No mundo dos mortos não se come pão, eles apenas bebem sangue. Ulisses se encontra no mundo dos mortos com sua mãe e seus amigos de jornadas e outras mulheres ilustres. Encontra com o adivinho Tirésias, que lhe anuncia suas futuras viagens. Tirésias, segundo a mitologia grega, fora privado de sua visão e em consequência ganhou o dom da adivinhação. Ulisses vai ao seu encontro e ele diz que o herói chegaria até a sua casa, mas que lá encontraria problemas. Esse é o momento em que Ulisses está mais afastado do mundo dos vivos.

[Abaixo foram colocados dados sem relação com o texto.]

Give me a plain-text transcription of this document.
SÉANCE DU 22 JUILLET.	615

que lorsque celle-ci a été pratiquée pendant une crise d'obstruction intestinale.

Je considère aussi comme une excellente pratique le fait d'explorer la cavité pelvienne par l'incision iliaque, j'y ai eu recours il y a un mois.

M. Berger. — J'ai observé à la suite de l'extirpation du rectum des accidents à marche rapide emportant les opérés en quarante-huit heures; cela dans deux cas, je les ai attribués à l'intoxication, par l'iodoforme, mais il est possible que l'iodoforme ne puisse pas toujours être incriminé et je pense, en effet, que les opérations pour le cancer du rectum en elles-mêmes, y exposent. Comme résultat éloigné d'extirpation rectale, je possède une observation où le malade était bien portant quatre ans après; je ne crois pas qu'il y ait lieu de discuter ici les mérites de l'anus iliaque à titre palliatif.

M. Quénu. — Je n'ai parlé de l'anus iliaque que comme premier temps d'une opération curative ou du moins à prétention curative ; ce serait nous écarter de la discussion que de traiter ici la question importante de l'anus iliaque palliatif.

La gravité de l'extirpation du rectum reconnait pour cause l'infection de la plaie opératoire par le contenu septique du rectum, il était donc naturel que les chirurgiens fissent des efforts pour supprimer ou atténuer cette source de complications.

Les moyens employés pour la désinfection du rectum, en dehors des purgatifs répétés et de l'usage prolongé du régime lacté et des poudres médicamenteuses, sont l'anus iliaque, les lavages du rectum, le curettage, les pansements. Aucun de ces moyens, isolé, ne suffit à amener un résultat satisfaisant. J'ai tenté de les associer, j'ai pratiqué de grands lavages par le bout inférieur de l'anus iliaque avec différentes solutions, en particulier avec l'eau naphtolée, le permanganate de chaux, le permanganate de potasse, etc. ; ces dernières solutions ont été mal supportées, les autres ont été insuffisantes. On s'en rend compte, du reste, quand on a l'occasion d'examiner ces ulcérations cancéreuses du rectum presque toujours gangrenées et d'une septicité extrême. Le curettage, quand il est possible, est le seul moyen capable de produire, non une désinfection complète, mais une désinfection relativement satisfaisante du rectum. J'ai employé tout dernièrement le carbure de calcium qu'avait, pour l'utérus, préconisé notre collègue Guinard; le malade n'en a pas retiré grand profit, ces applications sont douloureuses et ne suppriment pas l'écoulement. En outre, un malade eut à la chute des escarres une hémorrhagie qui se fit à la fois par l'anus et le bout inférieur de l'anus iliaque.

Troianos e Aqueus encontram equivalências entre os cristãos e sarracenos. Tiveram os mesmos deuses e fazem os sacrifícios. Não há problema de comunicação. A maior diferença entre eles está naquilo que chamamos de cidade: homens, mulheres, velhos, crianças. As mulheres são esposas legítimas. No leito dos aqueus só dormem as concubinas.

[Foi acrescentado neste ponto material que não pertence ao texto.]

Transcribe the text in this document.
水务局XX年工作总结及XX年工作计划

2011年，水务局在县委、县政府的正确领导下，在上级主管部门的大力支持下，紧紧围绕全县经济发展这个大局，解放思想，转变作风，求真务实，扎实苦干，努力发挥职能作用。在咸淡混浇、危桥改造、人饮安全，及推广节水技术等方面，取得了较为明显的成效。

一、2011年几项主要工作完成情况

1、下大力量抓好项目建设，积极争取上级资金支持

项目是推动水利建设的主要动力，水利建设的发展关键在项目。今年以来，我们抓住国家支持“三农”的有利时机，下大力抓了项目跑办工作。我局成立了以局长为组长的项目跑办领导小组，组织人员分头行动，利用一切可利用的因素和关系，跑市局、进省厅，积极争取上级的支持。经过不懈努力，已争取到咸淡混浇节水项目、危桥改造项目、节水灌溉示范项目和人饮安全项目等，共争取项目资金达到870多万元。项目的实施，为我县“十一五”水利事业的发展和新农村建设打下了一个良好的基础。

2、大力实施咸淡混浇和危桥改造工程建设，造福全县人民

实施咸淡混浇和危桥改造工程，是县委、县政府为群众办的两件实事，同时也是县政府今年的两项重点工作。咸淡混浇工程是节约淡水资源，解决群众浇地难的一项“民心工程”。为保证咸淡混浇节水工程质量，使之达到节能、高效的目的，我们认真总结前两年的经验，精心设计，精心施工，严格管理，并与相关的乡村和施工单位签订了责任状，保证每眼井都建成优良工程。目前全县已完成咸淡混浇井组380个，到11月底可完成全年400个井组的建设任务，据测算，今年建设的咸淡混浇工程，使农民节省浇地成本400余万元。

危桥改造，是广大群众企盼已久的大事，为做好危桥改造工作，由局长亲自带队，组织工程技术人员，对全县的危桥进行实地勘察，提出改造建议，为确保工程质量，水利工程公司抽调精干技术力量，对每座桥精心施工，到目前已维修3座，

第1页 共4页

 Na Ilíada e na Odisseia, vemos a presença de deuses em campos opostos. Homero desce com todos para resolver suas diferenças na terra dos humanos. Atena, Hera e Posidon estão no lado dos Aqueus, que acabarão por vencer, enquanto Apolo e Afrodite são partidários decididos dos troianos. Duas deusas têm filhos entre os heróis envolvidos. Afrodite é mãe de Enéias; seduziu Anquises, primo de Príamo; além disso, deve a Páris Alexander ter recebido o pomo que a fez suplantar em beleza tanto Hera como Atena. Tétis era mãe de Aquiles com um mortal.

 Tetis desposou um mortal, Peleu, porque foi lhe profetizado que teria um filho mais poderoso do que seu pai. Zeus, rei dos deuses, é o pai de Sapedón, rei dos Lícios, engajado em campo troiano. A maioria dos heróis dos “reis” descendem direta ou indiretamente do próprio Zeus.

 Se você pensa que os deuses ficavam assistindo à guerra como um público de televisão, o desenrolar de toda a guerra de Troia, estão muito enganados. Eles tomam partido e se envolvem fisicamente na guerra. Afrodite e Ares são feridos no canto V por Diomedes, filho de Tideu. Atena está do lado de Aquiles por ocasião do episódio decisivo do duelo com Heitor. Ela engana o herói troiano assumindo a aparência de Deifobo, irmão de Heitor. Atena apoia Ulisses e Telêmaco durante toda a Odisseia.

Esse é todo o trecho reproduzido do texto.